Assessment of SDSS-derived Galaxy Morphologies Using HST Imaging

Abstract

Abstract The Sloan Digital Sky Survey (SDSS) was foundational to the study of galaxy evolution, having revealed the bimodality of galaxies and the relationship between their structure and star-forming activity. However, ground-based optical surveys like SDSS are limited in resolution and depth, which may lead to biases or poor quality in the derived morphological properties, potentially impacting our understanding of how and why galaxies cease their star formation (quench). We use archival Hubble Space Telescope (HST) imaging of ∼2000 SDSS objects to assess the reliability of SDSS-derived morphologies, taking advantage of both SDSS statistical samples and HST’s superior resolution and sensitivity. Single Sérsic fitting and bulge-disk decomposition is performed on HST images for direct comparison with SDSS results. Of the three catalogs of SDSS-derived morphologies considered, none is significantly more accurate or precise than the others. For disk-dominated galaxies (n < 2.5), global Sérsic indices (n) from Meert et al. (hereafter, M15) are preferred. For bulge-dominated galaxies (n > 2.5), Simard et al. (hereafter, S11) and M15 overestimate n by ∼20%, and derived global n from Blanton et al. are preferred.
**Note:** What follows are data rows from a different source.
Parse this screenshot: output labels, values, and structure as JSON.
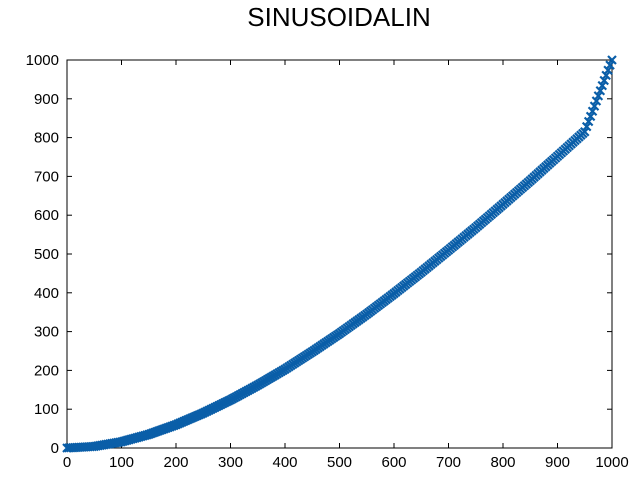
{
  "chart_data": {
    "type": "scatter",
    "title": "SINUSOIDALIN",
    "xlabel": "",
    "ylabel": "",
    "xlim": [
      0,
      1000
    ],
    "ylim": [
      0,
      1000
    ],
    "x_ticks": [
      "0",
      "100",
      "200",
      "300",
      "400",
      "500",
      "600",
      "700",
      "800",
      "900",
      "1000"
    ],
    "y_ticks": [
      "0",
      "100",
      "200",
      "300",
      "400",
      "500",
      "600",
      "700",
      "800",
      "900",
      "1000"
    ],
    "grid": false,
    "marker": "x",
    "color": "#0a5ea8",
    "series": [
      {
        "x": [
          0,
          50,
          100,
          150,
          200,
          250,
          300,
          350,
          400,
          450,
          500,
          550,
          600,
          650,
          700,
          750,
          800,
          850,
          900,
          950,
          1000
        ],
        "y": [
          0,
          4,
          16,
          35,
          60,
          90,
          124,
          162,
          203,
          248,
          295,
          345,
          398,
          453,
          510,
          568,
          628,
          689,
          752,
          815,
          1000
        ]
      }
    ]
  }
}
We provide an empirical relation to correct S11 global Sérsic indices. Global R eff from S11 overestimates R eff for the largest galaxies by 0.1 dex. Despite these moderate biases, SDSS-derived single-component parameters are generally significantly more robust than SDSS-derived two-component parameters. The bulge Sérsic index (n bulge) cannot be reliably constrained from SDSS imaging at all, whereas the bulge-to-total (B/T) ratio can be inferred from SDSS (provided that n bulge = 4 is enforced) but has a large random error of ∼0.2.